I’m looking at two huge dormant volcanoes that grew out of the stretched and splitting rift valley floor. This is the view from above the house where I’m staying with friends just outside Arusha  – known as the safari capital of Tanzania. Mt. Meru rises steeply above the city and Mt Kilmanjaro dominates the land 50 miles to the east.

These two mighty mountains impress me with their majesty and moods. We get to see them frequently because the international airport was built halfway between them in order to avoid their massive effect on wind and weather. We got to know these two while writing guidebooks about them for Tanzania National Parks  years ago. In addition to their uplifting views and challenging climbs they shared secrets too, their shy wildlife like bushbucks and plume-tailed colobus monkeys, their forests, canyons, ponds, streams and falls of butterflies as well as water.

I’m especially fond of Mt. Meru, a blown out cone (similar to Mt. St. Helens) almost 15,000 ft high and very steep.

Here, Mt Meru looms in the distance with “parasitic cones” in the foreground. You can just make out the torn side at the right of the mountain in the picture.

Mt. Kilimanjaro is more bulky and going bald in the warming climate, its ice cap melting. Kili is Africa’s highest and the world’s highest free-standing mountain at 19,340 feet above sea level. Kili is actually composed of three cones –  broad-shouldered Shira, the eroded peak of Mawenzi and indented top of Kibo with its crater and ice-fields.

I’m not a lover of hikes in high cold places. However, the plant and animal life on these rift valley mountains is abundant and extremely attractive. Here are some pictures to give you glimpses of life on the mountains.

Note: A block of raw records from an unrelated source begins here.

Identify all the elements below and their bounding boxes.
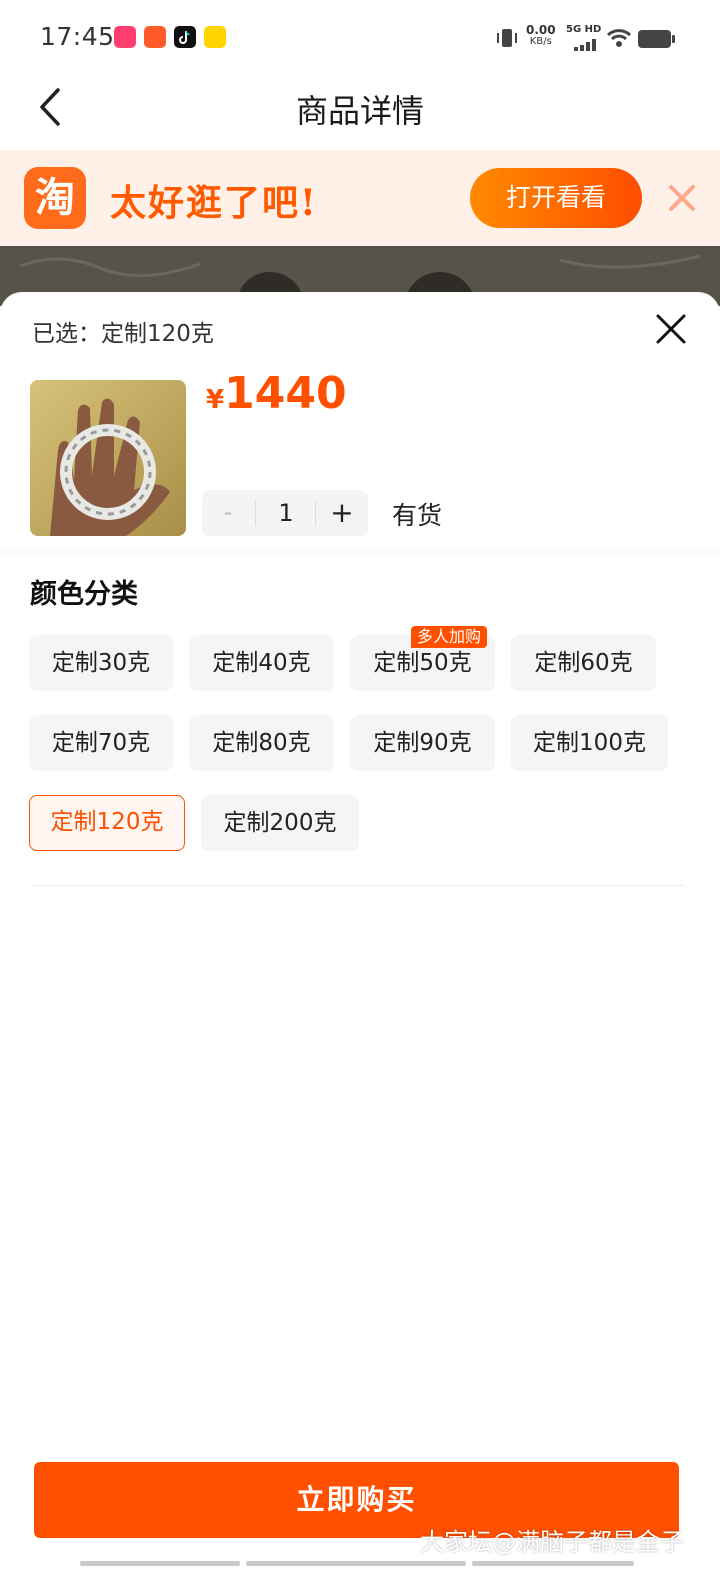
selected-sku-text: 已选：定制120克 — [32, 321, 214, 347]
home-indicator — [472, 1561, 634, 1566]
app-notification-icon — [204, 26, 226, 48]
close-icon — [656, 314, 686, 344]
sheet-close-button[interactable] — [654, 312, 688, 346]
sku-option[interactable]: 定制100克 — [511, 715, 668, 771]
tiktok-icon — [174, 26, 196, 48]
section-separator — [0, 548, 720, 558]
watermark: 大家坛@满脑子都是金子 — [420, 1528, 684, 1556]
price-value: 1440 — [224, 368, 347, 419]
sku-option[interactable]: 定制40克 — [189, 635, 334, 691]
sku-option[interactable]: 定制90克 — [350, 715, 495, 771]
quantity-increase-button[interactable]: + — [316, 490, 368, 536]
wifi-icon — [606, 27, 632, 53]
sku-option[interactable]: 定制70克 — [29, 715, 173, 771]
stepper-divider — [255, 500, 256, 526]
sku-option[interactable]: 定制60克 — [511, 635, 656, 691]
banner-slogan: 太好逛了吧! — [110, 182, 318, 224]
section-title-color: 颜色分类 — [30, 579, 138, 610]
taobao-logo: 淘 — [24, 167, 86, 229]
quantity-decrease-button[interactable]: - — [202, 490, 254, 536]
sku-option-selected[interactable]: 定制120克 — [29, 795, 185, 851]
currency-symbol: ¥ — [206, 385, 225, 415]
close-icon — [669, 185, 695, 211]
price: ¥1440 — [206, 368, 347, 419]
divider — [30, 885, 684, 886]
signal-icon — [574, 36, 598, 55]
sku-option[interactable]: 定制200克 — [201, 795, 359, 851]
quantity-input[interactable]: 1 — [258, 490, 314, 536]
page-title: 商品详情 — [295, 92, 424, 130]
open-app-button[interactable]: 打开看看 — [470, 168, 642, 228]
product-thumbnail[interactable] — [30, 380, 186, 536]
sku-option[interactable]: 定制30克 — [29, 635, 173, 691]
sku-option[interactable]: 定制80克 — [189, 715, 334, 771]
app-notification-icon — [114, 26, 136, 48]
home-indicator — [80, 1561, 240, 1566]
status-time: 17:45 — [40, 22, 115, 51]
app-notification-icon — [144, 26, 166, 48]
home-indicator — [246, 1561, 466, 1566]
network-type: 5G HD — [566, 24, 602, 35]
battery-icon — [638, 29, 676, 53]
net-speed: 0.00 KB/s — [526, 23, 556, 47]
banner-close-button[interactable] — [666, 182, 698, 214]
popular-badge: 多人加购 — [411, 626, 488, 648]
vibrate-icon — [496, 28, 518, 52]
stock-status: 有货 — [392, 501, 443, 530]
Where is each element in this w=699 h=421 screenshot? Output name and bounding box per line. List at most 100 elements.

A red balsam flower, Impatiens kilimanjari, endemic to the forests of Kilimanjaro

A Black-and-white Colobus monkey rests in a tree in Arusha National Park

A Black-and-white Colobus monkey rests in a tree in Arusha National Park

Jeannette stands among Giant Senecio trees on Kilimanjaro

I’m in a Giant Senecio grove on Shira Plateau, Kilimanjaro. These relatives of groundsel and ragwort can live over 200 years.